When our kids were growing up, we had a copy of Franco Zeffirelli’s sumptuous but
overly literal take on the story of Jesus of Nazareth. It was a beautiful movie nonetheless,
even though it was 8 hours in total.
I vividly remember the first time our daughter Laura watched it with us, which was in
fact, the last time she ever watched it. The crucifixion scene is graphic. As those nails
were driven into Jesus’ hands and feet, our daughter wept. She couldn’t bear it. I’ll
never forget her saying: “but why did he have to die?” Over and over. The story then,
and now, still makes no sense to her.
How, we still wonder, can the death of one person, in such a cruel and ignoble fashion,
possibly make us love God, or make us right with God, or right with one another?
For me, the test of any theology is this: am I afraid to tell it to my children?
So we’re going to try to find new ways to understand the cross over the next few weeks.
You know, it is Christian to believe torture and war have nothing to do with saving the
world, and they should not be endured by anyone. We should be working to stop them. If
Christians reject the imperial designs of crucifixion, we must break silence whenever
violence is used to shame, instill fear, fragment human community, or suppress our work
for economic justice, health care, and peace. Does the cross as we understand it
traditionally, help us or hinder us in this project? I think it does not.
Crucifixion became a tool of the empire. Without an empire to support anymore, do we
still need the tool? Or are there better ways of teaching our people to be good, to find the
goodness in everyone, and to bring goodness to bear on this dark time?

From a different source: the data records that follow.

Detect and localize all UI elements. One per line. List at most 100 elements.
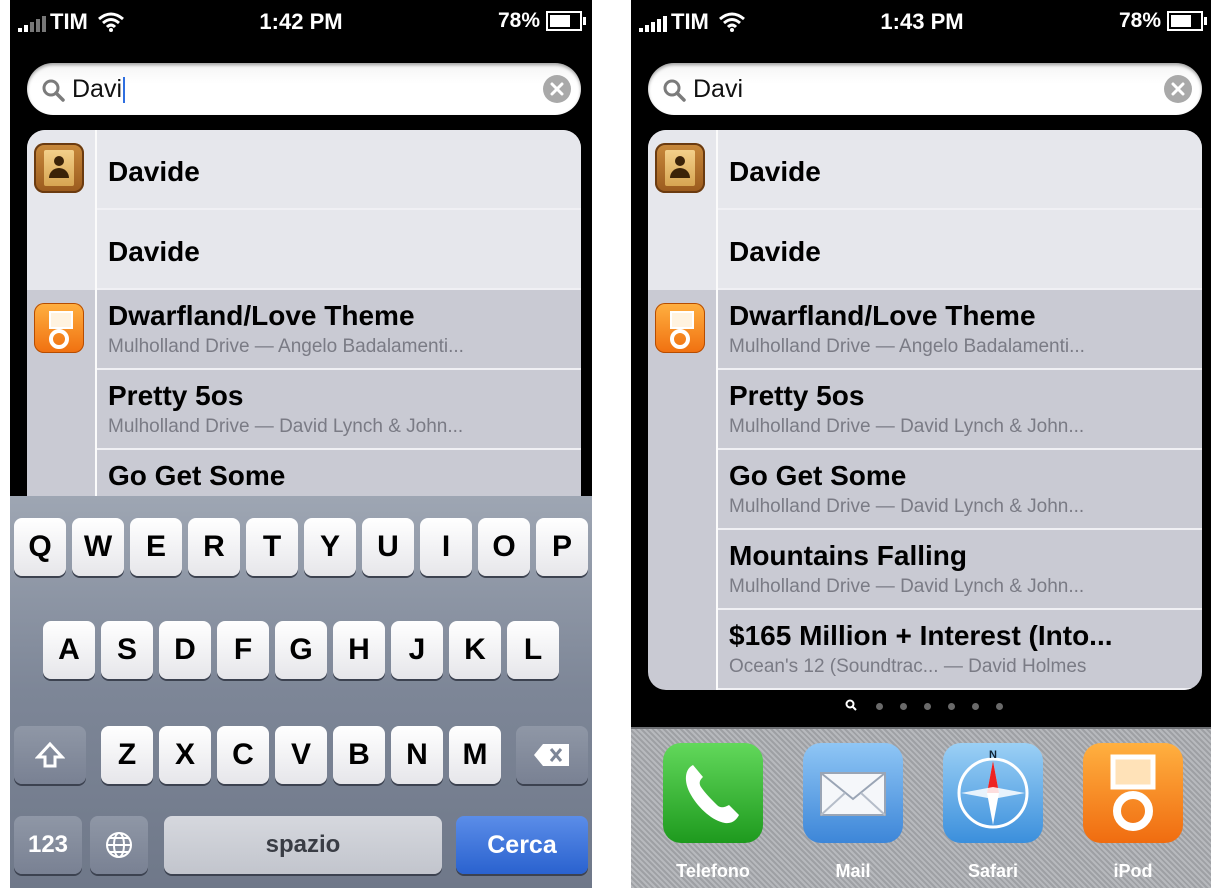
search-results: Davide Davide Dwarfland/Love Theme Mulholl… (27, 130, 581, 530)
result-row[interactable]: Pretty 5os Mulholland Drive — David Lynch… (718, 370, 1202, 450)
dock-app-mail[interactable]: Mail (803, 743, 903, 883)
status-bar: TIM 1:43 PM 78% (631, 0, 1211, 44)
shift-icon (34, 741, 66, 768)
result-title: $165 Million + Interest (Into... (729, 620, 1113, 651)
space-key[interactable]: spazio (164, 816, 442, 874)
result-row[interactable]: Davide (718, 130, 1202, 210)
dock-label: Safari (967, 861, 1019, 881)
key-h[interactable]: H (333, 621, 385, 679)
key-q[interactable]: Q (14, 518, 66, 576)
page-indicator[interactable] (631, 698, 1211, 714)
search-input[interactable]: Davi (72, 75, 126, 104)
key-d[interactable]: D (159, 621, 211, 679)
battery-status: 78% (1119, 9, 1207, 33)
key-f[interactable]: F (217, 621, 269, 679)
search-icon (42, 79, 65, 102)
key-g[interactable]: G (275, 621, 327, 679)
result-subtitle: Mulholland Drive — David Lynch & John... (108, 416, 464, 437)
result-title: Davide (729, 236, 821, 267)
key-y[interactable]: Y (304, 518, 356, 576)
result-subtitle: Mulholland Drive — Angelo Badalamenti... (729, 336, 1085, 357)
shift-key[interactable] (14, 726, 86, 784)
result-row[interactable]: Go Get Some Mulholland Drive — David Lync… (718, 450, 1202, 530)
text-caret (123, 77, 126, 104)
contacts-results-group: Davide Davide (648, 130, 1202, 290)
result-row[interactable]: $165 Million + Interest (Into... Ocean's … (718, 610, 1202, 690)
result-row[interactable]: Davide (718, 210, 1202, 290)
key-n[interactable]: N (391, 726, 443, 784)
key-u[interactable]: U (362, 518, 414, 576)
key-i[interactable]: I (420, 518, 472, 576)
music-rows: Dwarfland/Love Theme Mulholland Drive — A… (718, 290, 1202, 690)
dock-app-safari[interactable]: N Safari (943, 743, 1043, 883)
key-e[interactable]: E (130, 518, 182, 576)
page-dot (996, 703, 1003, 710)
page-dot (924, 703, 931, 710)
key-p[interactable]: P (536, 518, 588, 576)
battery-icon (1167, 11, 1207, 31)
key-w[interactable]: W (72, 518, 124, 576)
backspace-key[interactable] (516, 726, 588, 784)
status-bar: TIM 1:42 PM 78% (10, 0, 592, 44)
numbers-key[interactable]: 123 (14, 816, 82, 874)
key-z[interactable]: Z (101, 726, 153, 784)
safari-icon: N (943, 743, 1043, 843)
ipod-icon (1083, 743, 1183, 843)
key-m[interactable]: M (449, 726, 501, 784)
key-k[interactable]: K (449, 621, 501, 679)
page-dot (900, 703, 907, 710)
result-subtitle: Mulholland Drive — David Lynch & John... (729, 496, 1085, 517)
contacts-group-icon-cell (648, 130, 718, 290)
search-field[interactable]: Davi (27, 63, 581, 115)
battery-status: 78% (498, 9, 586, 33)
key-j[interactable]: J (391, 621, 443, 679)
result-row[interactable]: Davide (97, 210, 581, 290)
dock-app-telefono[interactable]: Telefono (663, 743, 763, 883)
music-rows: Dwarfland/Love Theme Mulholland Drive — A… (97, 290, 581, 530)
result-subtitle: Mulholland Drive — David Lynch & John... (729, 416, 1085, 437)
result-row[interactable]: Davide (97, 130, 581, 210)
phone-screen-right: TIM 1:43 PM 78% Davi Davide Davide Dwarf… (631, 0, 1211, 888)
key-l[interactable]: L (507, 621, 559, 679)
clear-search-button[interactable] (543, 75, 571, 103)
search-query: Davi (693, 75, 744, 103)
search-results: Davide Davide Dwarfland/Love Theme Mulholl… (648, 130, 1202, 690)
svg-text:N: N (989, 749, 997, 761)
clear-search-button[interactable] (1164, 75, 1192, 103)
dock-label: Telefono (676, 861, 750, 881)
result-title: Go Get Some (108, 460, 286, 491)
result-title: Pretty 5os (729, 380, 865, 411)
result-row[interactable]: Mountains Falling Mulholland Drive — Davi… (718, 530, 1202, 610)
result-subtitle: Ocean's 12 (Soundtrac... — David Holmes (729, 656, 1087, 677)
search-icon (663, 79, 686, 102)
search-input[interactable]: Davi (693, 75, 743, 104)
search-field[interactable]: Davi (648, 63, 1202, 115)
keyboard: Q W E R T Y U I O P A S D F G H J K L Z X C V B N M 123 spazio Cerca (10, 496, 592, 888)
search-key[interactable]: Cerca (456, 816, 588, 874)
result-subtitle: Mulholland Drive — David Lynch & John... (729, 576, 1085, 597)
key-a[interactable]: A (43, 621, 95, 679)
key-r[interactable]: R (188, 518, 240, 576)
result-row[interactable]: Dwarfland/Love Theme Mulholland Drive — A… (97, 290, 581, 370)
key-o[interactable]: O (478, 518, 530, 576)
phone-icon (663, 743, 763, 843)
key-s[interactable]: S (101, 621, 153, 679)
key-b[interactable]: B (333, 726, 385, 784)
page-dot (876, 703, 883, 710)
contacts-results-group: Davide Davide (27, 130, 581, 290)
battery-icon (546, 11, 586, 31)
result-row[interactable]: Pretty 5os Mulholland Drive — David Lynch… (97, 370, 581, 450)
key-v[interactable]: V (275, 726, 327, 784)
result-row[interactable]: Dwarfland/Love Theme Mulholland Drive — A… (718, 290, 1202, 370)
search-page-icon (845, 699, 857, 711)
key-c[interactable]: C (217, 726, 269, 784)
globe-key[interactable] (90, 816, 148, 874)
dock-app-ipod[interactable]: iPod (1083, 743, 1183, 883)
ipod-icon (34, 303, 84, 353)
dock-label: Mail (835, 861, 871, 881)
result-title: Go Get Some (729, 460, 907, 491)
key-x[interactable]: X (159, 726, 211, 784)
key-t[interactable]: T (246, 518, 298, 576)
result-title: Dwarfland/Love Theme (108, 300, 415, 331)
result-title: Pretty 5os (108, 380, 244, 411)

Is this story of a crucified man, a help or a hindrance, in the lives we lead every day?
Does this story, as it did for my grandfather, provide comfort and hope for a release of
ones’ pain and suffering, in the afterlife?
Or are there better stories? Better images and narratives that can inform our lives, and
provide not just hope, but reason and purpose for the human life of today?
And, what notion of God must we have in order to appropriate these stories for our
modern world?
Once we begin to answer some of these questions for ourselves, then we’ll be able to
walk through some of this unfamiliar territory together,
and come out on the other side with a glimpse of the depth of the heart of the Creator.
I invite you to take this journey with me this Lenten season.